In the way that humans evolved, it makes sense for us to always keep learning, visually understanding and to find a need to be interested in something. It was previously a point of survival—to be able to provide for yourself through understanding new situations—and now can make all the difference between an intellectually stimulated citizen, emotionally impacted by their community, and a citizen who feels no emotional pull towards being a part of their city at all.

“For the individual urban dweller, what are the psychological implications of getting things wrong? If city streets are designed with endless closed façades like those seen in supermarkets and bank headquarters, people might feel a little less happy and they might walk faster and pause less, but what is really at stake here? The real risks of bad design may lie less in unhappy streets filled with cars full of people who have no motivation to walk and pedestrians who won’t be able to enjoy a coffee at a nice café, and more in the amassing of a population of urban citizens with epidemic levels of boredom.”

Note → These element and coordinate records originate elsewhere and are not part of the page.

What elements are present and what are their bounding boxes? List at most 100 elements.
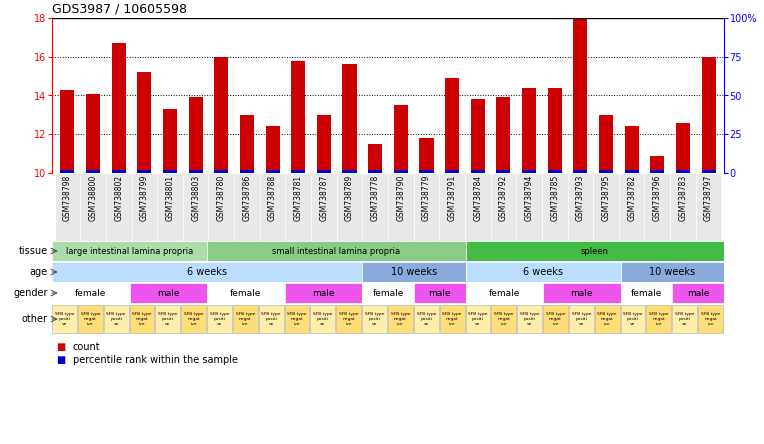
Bar xyxy=(311,173,337,241)
Bar xyxy=(362,262,465,282)
Text: tissue: tissue xyxy=(19,246,48,256)
Text: SFB type
positi
ve: SFB type positi ve xyxy=(210,313,229,325)
Bar xyxy=(362,173,388,241)
Text: SFB type
positi
ve: SFB type positi ve xyxy=(468,313,487,325)
Bar xyxy=(620,283,672,303)
Text: SFB type
negat
ive: SFB type negat ive xyxy=(390,313,410,325)
Bar xyxy=(80,173,106,241)
Bar xyxy=(52,283,130,303)
Bar xyxy=(285,305,309,333)
Text: female: female xyxy=(75,289,106,297)
Bar xyxy=(240,170,254,173)
Text: gender: gender xyxy=(14,288,48,298)
Text: SFB type
negat
ive: SFB type negat ive xyxy=(597,313,617,325)
Bar xyxy=(131,173,157,241)
Bar xyxy=(440,305,465,333)
Text: 10 weeks: 10 weeks xyxy=(390,267,437,277)
Bar xyxy=(465,241,724,261)
Text: small intestinal lamina propria: small intestinal lamina propria xyxy=(272,246,400,255)
Bar xyxy=(138,72,151,173)
Bar xyxy=(516,173,542,241)
Bar xyxy=(445,78,459,173)
Bar xyxy=(672,305,697,333)
Bar xyxy=(52,241,207,261)
Bar xyxy=(599,115,613,173)
Bar xyxy=(573,170,588,173)
Bar xyxy=(233,305,257,333)
Bar xyxy=(414,305,439,333)
Text: SFB type
negat
ive: SFB type negat ive xyxy=(494,313,513,325)
Text: age: age xyxy=(30,267,48,277)
Text: GSM738784: GSM738784 xyxy=(473,175,482,221)
Text: GSM738787: GSM738787 xyxy=(319,175,329,221)
Text: large intestinal lamina propria: large intestinal lamina propria xyxy=(66,246,193,255)
Bar xyxy=(522,170,536,173)
Bar xyxy=(599,170,613,173)
Bar xyxy=(625,127,639,173)
Bar xyxy=(106,173,131,241)
Bar xyxy=(548,170,562,173)
Text: GSM738779: GSM738779 xyxy=(422,175,431,222)
Bar xyxy=(336,305,361,333)
Text: SFB type
negat
ive: SFB type negat ive xyxy=(545,313,565,325)
Text: SFB type
negat
ive: SFB type negat ive xyxy=(649,313,668,325)
Bar xyxy=(157,173,183,241)
Text: 6 weeks: 6 weeks xyxy=(187,267,227,277)
Text: SFB type
negat
ive: SFB type negat ive xyxy=(80,313,100,325)
Bar xyxy=(491,305,516,333)
Bar xyxy=(388,173,413,241)
Text: SFB type
negat
ive: SFB type negat ive xyxy=(184,313,203,325)
Bar xyxy=(207,305,232,333)
Text: SFB type
positi
ve: SFB type positi ve xyxy=(261,313,281,325)
Bar xyxy=(209,173,234,241)
Text: other: other xyxy=(22,314,48,324)
Bar xyxy=(259,305,283,333)
Text: GSM738786: GSM738786 xyxy=(242,175,251,221)
Bar xyxy=(52,305,77,333)
Bar xyxy=(207,241,465,261)
Bar xyxy=(362,305,387,333)
Text: GSM738802: GSM738802 xyxy=(114,175,123,221)
Bar xyxy=(522,88,536,173)
Text: GSM738792: GSM738792 xyxy=(499,175,508,221)
Text: SFB type
negat
ive: SFB type negat ive xyxy=(442,313,462,325)
Bar xyxy=(672,283,724,303)
Text: GSM738803: GSM738803 xyxy=(191,175,200,221)
Bar xyxy=(337,173,362,241)
Text: GSM738783: GSM738783 xyxy=(678,175,688,221)
Text: male: male xyxy=(571,289,593,297)
Text: GSM738782: GSM738782 xyxy=(627,175,636,221)
Bar xyxy=(497,97,510,173)
Text: GSM738796: GSM738796 xyxy=(652,175,662,222)
Bar xyxy=(130,305,154,333)
Text: SFB type
positi
ve: SFB type positi ve xyxy=(158,313,177,325)
Text: spleen: spleen xyxy=(581,246,609,255)
Bar xyxy=(701,57,716,173)
Bar xyxy=(465,262,620,282)
Bar xyxy=(568,173,593,241)
Text: ■: ■ xyxy=(56,342,65,352)
Text: SFB type
positi
ve: SFB type positi ve xyxy=(365,313,384,325)
Bar xyxy=(342,170,357,173)
Text: SFB type
positi
ve: SFB type positi ve xyxy=(416,313,436,325)
Bar xyxy=(310,305,335,333)
Text: SFB type
negat
ive: SFB type negat ive xyxy=(287,313,307,325)
Bar xyxy=(112,43,126,173)
Bar xyxy=(625,170,639,173)
Text: GSM738789: GSM738789 xyxy=(345,175,354,221)
Bar xyxy=(543,305,568,333)
Text: SFB type
positi
ve: SFB type positi ve xyxy=(106,313,126,325)
Bar xyxy=(260,173,286,241)
Bar xyxy=(465,283,543,303)
Bar xyxy=(342,64,357,173)
Bar xyxy=(645,173,670,241)
Bar xyxy=(130,283,207,303)
Bar xyxy=(569,305,594,333)
Text: GSM738797: GSM738797 xyxy=(704,175,713,222)
Bar xyxy=(594,305,620,333)
Bar xyxy=(317,115,331,173)
Text: male: male xyxy=(157,289,180,297)
Bar xyxy=(291,61,306,173)
Bar xyxy=(86,170,100,173)
Text: GSM738795: GSM738795 xyxy=(601,175,610,222)
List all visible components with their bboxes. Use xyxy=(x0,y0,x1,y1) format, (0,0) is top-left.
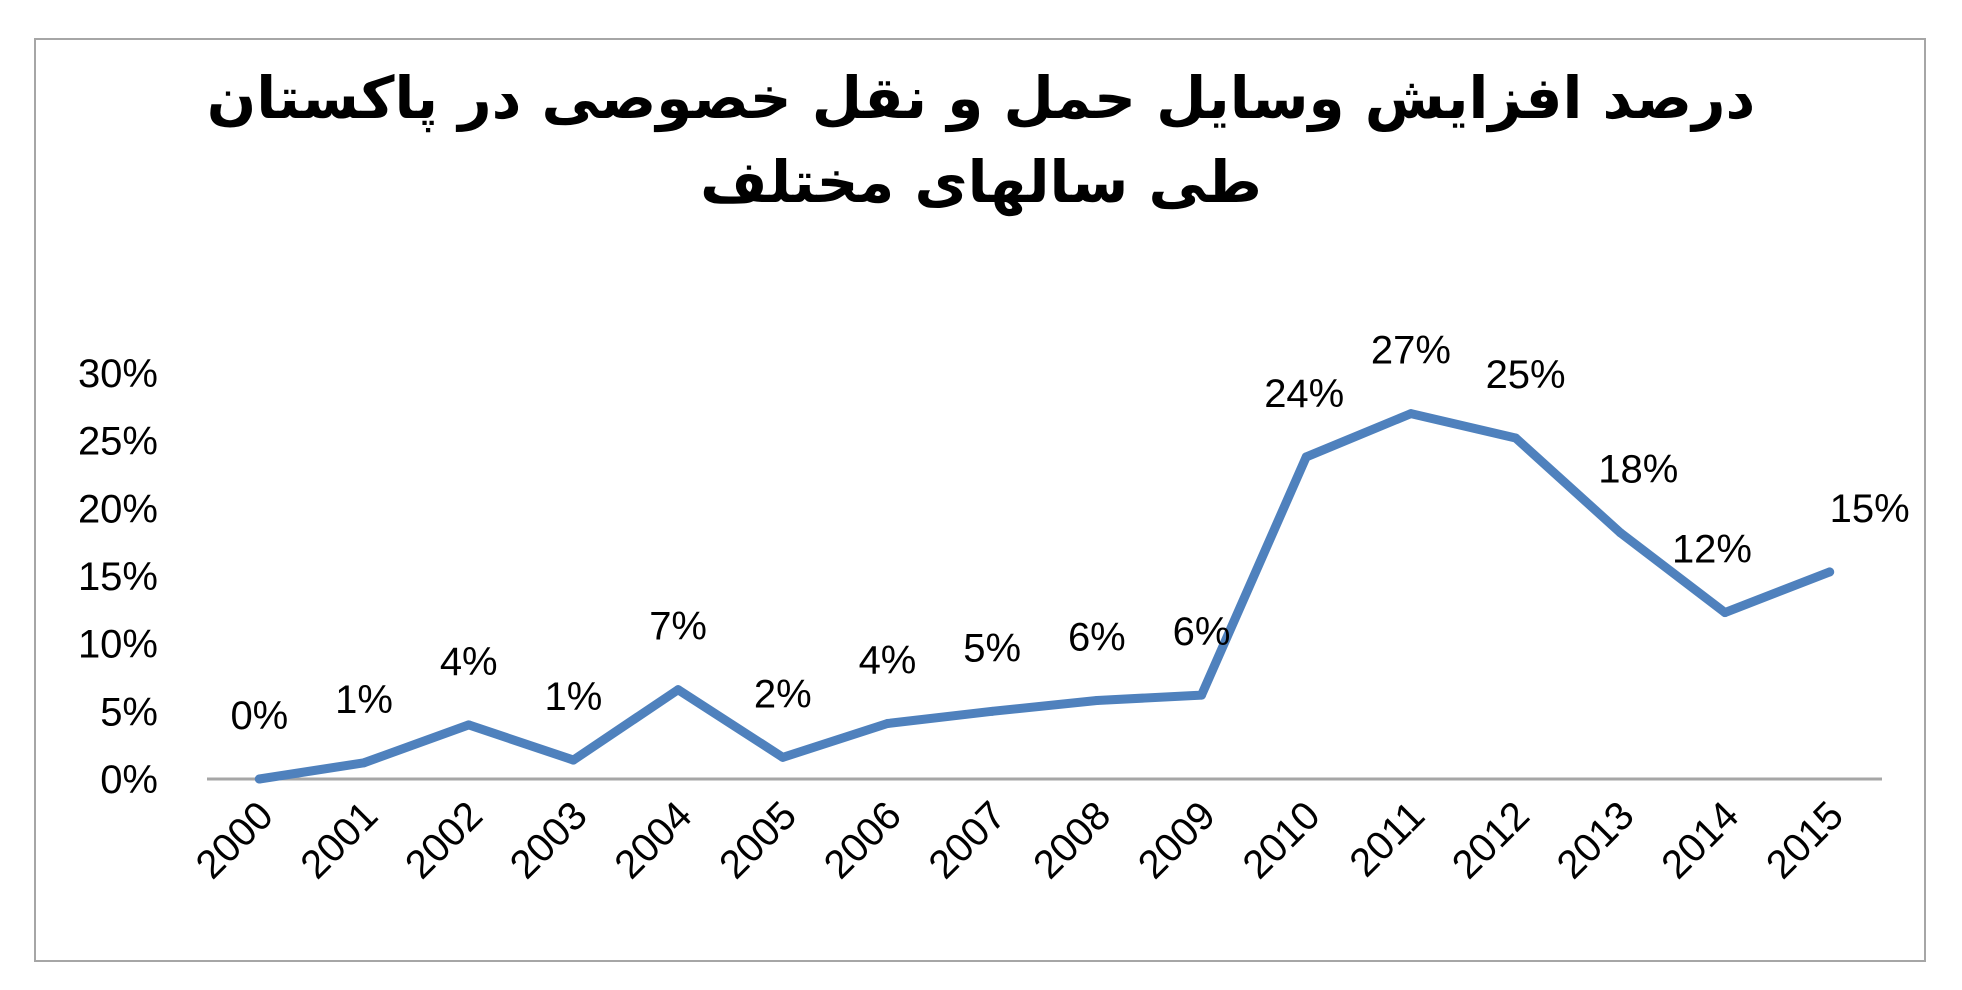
data-label: 2% xyxy=(754,672,812,716)
y-tick-label: 5% xyxy=(100,690,158,734)
data-label: 1% xyxy=(545,675,603,719)
x-tick-label: 2000 xyxy=(188,793,282,887)
data-label: 7% xyxy=(649,605,707,649)
data-label: 4% xyxy=(440,640,498,684)
x-tick-label: 2011 xyxy=(1341,793,1433,885)
chart-frame xyxy=(34,38,1926,962)
data-label: 6% xyxy=(1068,616,1126,660)
data-label: 18% xyxy=(1598,448,1678,492)
y-tick-label: 10% xyxy=(78,623,158,667)
y-tick-label: 15% xyxy=(78,555,158,599)
data-point xyxy=(987,706,997,716)
data-point xyxy=(1511,433,1521,443)
data-point xyxy=(1092,696,1102,706)
data-label: 1% xyxy=(335,678,393,722)
data-point xyxy=(254,774,264,784)
data-point xyxy=(1615,528,1625,538)
data-point xyxy=(778,752,788,762)
data-label: 5% xyxy=(963,626,1021,670)
y-tick-label: 30% xyxy=(78,352,158,396)
data-point xyxy=(1406,409,1416,419)
data-point xyxy=(1720,608,1730,618)
data-point xyxy=(464,720,474,730)
chart-title-line-2: طی سالهای مختلف xyxy=(700,148,1262,217)
y-tick-label: 20% xyxy=(78,487,158,531)
chart-title-line-1: درصد افزایش وسایل حمل و نقل خصوصی در پاک… xyxy=(207,64,1756,133)
x-tick-label: 2004 xyxy=(606,793,700,887)
x-tick-label: 2014 xyxy=(1653,793,1747,887)
data-label: 0% xyxy=(230,694,288,738)
data-label: 4% xyxy=(859,639,917,683)
y-tick-label: 25% xyxy=(78,420,158,464)
data-point xyxy=(1825,567,1835,577)
data-label: 24% xyxy=(1264,372,1344,416)
data-label: 27% xyxy=(1371,329,1451,373)
data-label: 15% xyxy=(1830,487,1910,531)
data-point xyxy=(359,758,369,768)
x-tick-label: 2013 xyxy=(1549,793,1643,887)
x-tick-label: 2002 xyxy=(397,793,491,887)
y-tick-label: 0% xyxy=(100,758,158,802)
x-tick-label: 2012 xyxy=(1444,793,1538,887)
x-tick-label: 2006 xyxy=(816,793,910,887)
data-labels-group: 0% 1% 4% 1% 7% 2% 4% 5% 6% 6% 24% 27% 25% 18% 12% 15% xyxy=(230,329,1909,738)
x-tick-label: 2015 xyxy=(1758,793,1852,887)
x-axis: 2000 2001 2002 2003 2004 2005 2006 2007 2008 2009… xyxy=(188,777,1882,887)
x-tick-label: 2008 xyxy=(1025,793,1119,887)
x-tick-label: 2009 xyxy=(1130,793,1224,887)
data-point xyxy=(1197,690,1207,700)
data-label: 6% xyxy=(1173,610,1231,654)
data-label: 12% xyxy=(1672,528,1752,572)
x-tick-label: 2010 xyxy=(1235,793,1329,887)
x-tick-label: 2001 xyxy=(292,793,386,887)
data-point xyxy=(673,685,683,695)
data-point xyxy=(1301,452,1311,462)
data-point xyxy=(882,719,892,729)
x-tick-label: 2005 xyxy=(711,793,805,887)
data-label: 25% xyxy=(1486,353,1566,397)
x-tick-label: 2007 xyxy=(920,793,1014,887)
series-line xyxy=(254,409,1835,784)
x-tick-label: 2003 xyxy=(502,793,596,887)
series-line-group xyxy=(254,409,1835,784)
y-axis-tick-labels: 0% 5% 10% 15% 20% 25% 30% xyxy=(78,352,158,802)
data-point xyxy=(568,755,578,765)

And I think that is really the point of it all—what impact does your city have on you? Is there a tie there that, because the city has given so much to you, that you feel an interest to give back? And another question is whether or not people are even aware of these things, or if it’s subconsciously a part of how they react to their surroundings.

In the creation and change of a city, it’s so vitally important to be aware of how the city can sway the opinions of those living in it. Ellard’s book did a fantastic job of properly explaining this; vividly unpacking the nuances of how a place is put together. How a city makes you feel in an everyday interaction might not be something you can verbally or psychologically understand, but it can very vividly change how you interact with it.